Summary: Enterococcus spp. have emerged as a leading causative strain of postoperative endophthalmitis in 11-year clinical data. We suggest that the increase of Enterococcus spp. is associated with the selection pressure of fourth-generation fluoroquinolone.

Introduction

Postoperative infectious endophthalmitis (PE) is the most devastating complication after intraocular surgery. Cataract surgery is the most common cause of PE. In a recent large meta-analysis, the incidence of PE ranged from 0.012% to 1.3% [Citation1,Citation2]. Infectious endophthalmitis is initiated by the entrance of microorganisms into the intraocular space, and the type of microorganism is a critical factor in determining visual outcome [Citation3,Citation4].

So far, the most frequent causative strain of PE has been known as coagulase negative staphylococci (CNS), including Staphylococcus epidermidis [Citation5,Citation6]. Recently, Enterococcus spp. have emerged as a major causative strain of PE in Sweden, Korea, and Taiwan [Citation4,Citation7,Citation8]. The reason underlying the increase of Enterococcus spp. has not been fully understood, but several studies speculated that an important contributory factor might be the selection pressure from increased consumption of broad-spectrum antibiotics perioperatively [Citation4,Citation9,Citation10]. Enterococcus spp. are of particular clinical importance because they cause a fulminant and destructive disease course and poor visual outcomes [Citation11–13]. Therefore, the emergence of Enterococcus spp. as a major cause of PE would negatively impact the expectations for visual outcomes.

Enterococcus spp. have an intrinsic resistance to multiple antibiotics such as cephalosporins, aminoglycosides, and fluoroquinolones [Citation14–16]. For the broad-spectrum topical antibiotics used to prevent PE, fourth generation fluoroquinolones are commonly used perioperatively without clear evidence [Citation17,Citation18]. Fluoroquinolones show poor or moderate antimicrobial activity against Enterococcus spp. [Citation14,Citation19].

Despite the increasing importance of Enterococcus spp. in PE, clinical data about the susceptibility of Enterococcus spp. isolated from eye to various fluoroquinolones is scarce. The Clinical and Laboratory Standard Institute (CLSI) does not provide a resistance cut-off value of all generation fluoroquinolones for Enterococcus spp., and the published studies on the antibiotics susceptibility of Enterococcus spp. to fluoroquinolone used various methods depending on each hospital with different cut-off values [Citation20]. Moreover, there has been no clear investigation to address whether the domination of Enterococcus spp. of PE was caused by their intrinsic resistance toward fluoroquinolone.

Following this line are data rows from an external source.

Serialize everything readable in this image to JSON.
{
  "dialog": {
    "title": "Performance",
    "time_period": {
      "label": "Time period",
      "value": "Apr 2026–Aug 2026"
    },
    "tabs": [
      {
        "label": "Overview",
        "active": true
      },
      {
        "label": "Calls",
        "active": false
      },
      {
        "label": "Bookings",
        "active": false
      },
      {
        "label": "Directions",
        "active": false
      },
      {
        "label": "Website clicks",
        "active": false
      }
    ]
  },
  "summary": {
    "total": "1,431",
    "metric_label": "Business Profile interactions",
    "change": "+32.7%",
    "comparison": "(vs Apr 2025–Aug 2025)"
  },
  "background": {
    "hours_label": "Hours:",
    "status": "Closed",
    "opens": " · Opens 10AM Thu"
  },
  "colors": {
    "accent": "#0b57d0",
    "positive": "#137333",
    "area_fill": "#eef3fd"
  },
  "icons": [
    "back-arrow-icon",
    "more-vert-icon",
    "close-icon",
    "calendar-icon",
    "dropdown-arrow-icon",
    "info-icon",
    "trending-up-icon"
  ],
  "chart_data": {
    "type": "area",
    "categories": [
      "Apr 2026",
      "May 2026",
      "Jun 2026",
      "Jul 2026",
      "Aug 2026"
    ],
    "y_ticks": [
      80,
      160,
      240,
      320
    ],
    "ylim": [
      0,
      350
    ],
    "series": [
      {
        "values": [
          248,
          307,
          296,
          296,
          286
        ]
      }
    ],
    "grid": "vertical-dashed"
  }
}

In this study, the causative isolate of PE was investigated using 11-year clinical data, and their antibiotic susceptibility was analysed. Two main causative bacteria, Enterococcus faecalis and S. epidermidis, were isolated from conjunctival microbes and tested for antibiotics susceptibility on fluoroquinolones. In vitro and in vivo co-culture models of E. faecalis and S. epidermidis were established and used for survival assay to investigate whether the selection pressure of fourth-generation fluoroquinolone has effects on the domination of E. faecalis.

Materials and methods

Clinical data

We reviewed medical records of patients with PE after operation for cataract, glaucoma, or vitreous in seven resident training institutions in Korea from January 2004 to December 2015. Institutional review board (IRB) approval was obtained from Gyeongsang National University, and the protocol of this study adhered to the provisions of the Declaration of Helsinki. Diagnosis was based on the doctor’s discrimination by the clinical manifestations of patients, and microbiologic cultures were performed by aspiration of the aqueous humour or vitreous. For the clinical analysis of PE, the following data were evaluated: case numbers of presumptive and culture-positive endophthalmitis, operation, and isolated microorganisms and their antibiotic susceptibility. Culture and identification method was described in detail in the supplementary data.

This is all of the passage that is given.